O’Brien gulped, grimaced and soon found himself leading the CEO of a very important, very rich corporation up a shaking catwalk ladder, one sweaty rung at a time.
“We get to the first landing,” O’Brien says, “and I show him, ‘See, you can see the 405 and 605 freeways from here. You want to go higher?’
“He says, ‘Yes. Higher.’
“So we get to the second landing and I say, ‘President, not only can you now see the 405 and the 605, but also the Pacific Ocean.’ He still wants to go higher.
“We reach the third landing and I tell him, ‘President, not only can you see the 405, 605 and the Pacific Ocean from here, but you’re going to have to duck because there’s an American Airlines jet coming our way. Look, you can wave at the pilot.’
“He still doesn’t seem impressed and I’m thinking I’m playing some kind of game of chicken here. I’m not going all the way to the top. The fourth landing has no railing, and from there it’s a 210-foot drop.
“I point this out to him. He says, yes, he’s seen enough. So we climb back down, I’ve got soot all over me, my white shirt is ruined.”
But once O’Brien saw that check with all the pretty zeros, going above and beyond was worth the effort, no?
“That donation hasn’t come in yet,” O’Brien says, able to laugh about it now. “He owes me $3 million. . . ‘Come on, you got to at least buy a sign.’ ”
Pyramid power is quite a force, they say.
It can drive a man to risk life, limb and serious nosebleed, to go where no college athletic director has gone before.
It can send a new assistant athletic director, Cal State Fullerton escapee Bill Shumard, giggling as he claims, “I kiss the ground here every day.”
It can leave a veteran basketball coach, Seth Greenberg, slack-jawed as he stares at his new digs and remembers what he left behind--the half-nook, half-cranny, 1,900-seat-and-try-not-to-exhale quaint little “Gold Mine.”
“Did you stand outside at the bottom and look at it all the way to the top?” Greenberg excitedly asks a visitor. “It just keeps going and going, into the sky.
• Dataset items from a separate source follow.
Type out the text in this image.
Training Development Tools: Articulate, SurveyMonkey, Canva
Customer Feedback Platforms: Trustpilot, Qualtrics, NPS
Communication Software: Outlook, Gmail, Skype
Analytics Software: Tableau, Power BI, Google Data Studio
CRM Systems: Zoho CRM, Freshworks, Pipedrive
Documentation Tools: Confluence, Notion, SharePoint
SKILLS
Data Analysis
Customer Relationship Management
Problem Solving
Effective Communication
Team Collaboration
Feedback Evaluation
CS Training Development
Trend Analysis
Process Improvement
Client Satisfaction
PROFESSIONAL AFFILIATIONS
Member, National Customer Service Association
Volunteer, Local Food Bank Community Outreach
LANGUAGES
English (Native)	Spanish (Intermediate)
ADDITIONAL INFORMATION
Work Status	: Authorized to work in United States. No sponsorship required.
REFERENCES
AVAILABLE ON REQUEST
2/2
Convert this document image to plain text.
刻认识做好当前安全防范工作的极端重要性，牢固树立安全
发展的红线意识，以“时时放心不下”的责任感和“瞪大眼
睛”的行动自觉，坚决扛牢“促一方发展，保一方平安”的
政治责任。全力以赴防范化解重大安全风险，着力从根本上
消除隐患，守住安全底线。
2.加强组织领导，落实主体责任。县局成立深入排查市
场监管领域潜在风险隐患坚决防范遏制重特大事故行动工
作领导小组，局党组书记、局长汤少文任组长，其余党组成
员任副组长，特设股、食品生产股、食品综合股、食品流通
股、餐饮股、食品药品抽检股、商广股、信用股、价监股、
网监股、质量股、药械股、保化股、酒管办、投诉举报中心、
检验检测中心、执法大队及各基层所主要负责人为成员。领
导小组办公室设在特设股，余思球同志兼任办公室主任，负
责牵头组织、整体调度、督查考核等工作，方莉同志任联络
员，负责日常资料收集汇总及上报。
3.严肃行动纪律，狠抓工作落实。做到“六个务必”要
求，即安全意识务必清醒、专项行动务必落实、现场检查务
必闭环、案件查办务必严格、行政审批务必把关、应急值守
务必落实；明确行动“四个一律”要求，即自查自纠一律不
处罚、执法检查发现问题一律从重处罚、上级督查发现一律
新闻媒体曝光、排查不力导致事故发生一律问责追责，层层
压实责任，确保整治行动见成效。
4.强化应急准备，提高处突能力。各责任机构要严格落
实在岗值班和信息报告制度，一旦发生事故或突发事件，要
It’s awesome.
“When I’m with recruits, it’s the first thing I show them.”
The Pyramid is Long Beach hitting the lottery, winning $22 million and leaving the trailer park behind. Although, for the moment, the trailers remain. Until the new offices in the Pyramid are finished, the 49er athletic staff continues to operate out of a series of temporary buildings.
This has always lent a certain realism to Long Beach’s claim of being an athletic department on the move.
“People can’t possibly understand what the Pyramid means to us,” O’Brien says. “Seth’s office is a closet. I’m working in a trailer. Three or four years ago, we had all these budget cuts, it was all doom and gloom.
“Things couldn’t get worse. If they didn’t get better, we couldn’t get a bus to the games.”
Thanks to an $11-million assist from the state, the Pyramid offered Long Beach a way out, albeit in typical Long Beach fashion.
Why a Pyramid?
“It was the cheapest way to build it,” Shumard says.
“It was cost efficient,” Don Dyer, the arena’s executive director, says. “We got a deal.”
Same for the beechwood court that is now being pieced together on the cement floor of the building.
“Every other court in the country is maple,” Dyer says. “Beechwood is common in Europe. We got this company from the Netherlands to build us two beechwood floors--one on the court, one in our aerobics room--for less than the price of one maple floor.”
The result is a towering, glimmering, cobalt-blue icon that won’t open until Nov. 30--Long Beach vs. Detroit Mercy in men’s basketball--but is already a city landmark.
“It follows you around,” Greenberg says, beaming. “The 405, 605, 710. Everywhere you go, it follows you around.”
After 40 years of lugging the Gold Mine like a ball and chain, that’s a change that qualifies at Long Beach State as the eighth wonder of the world.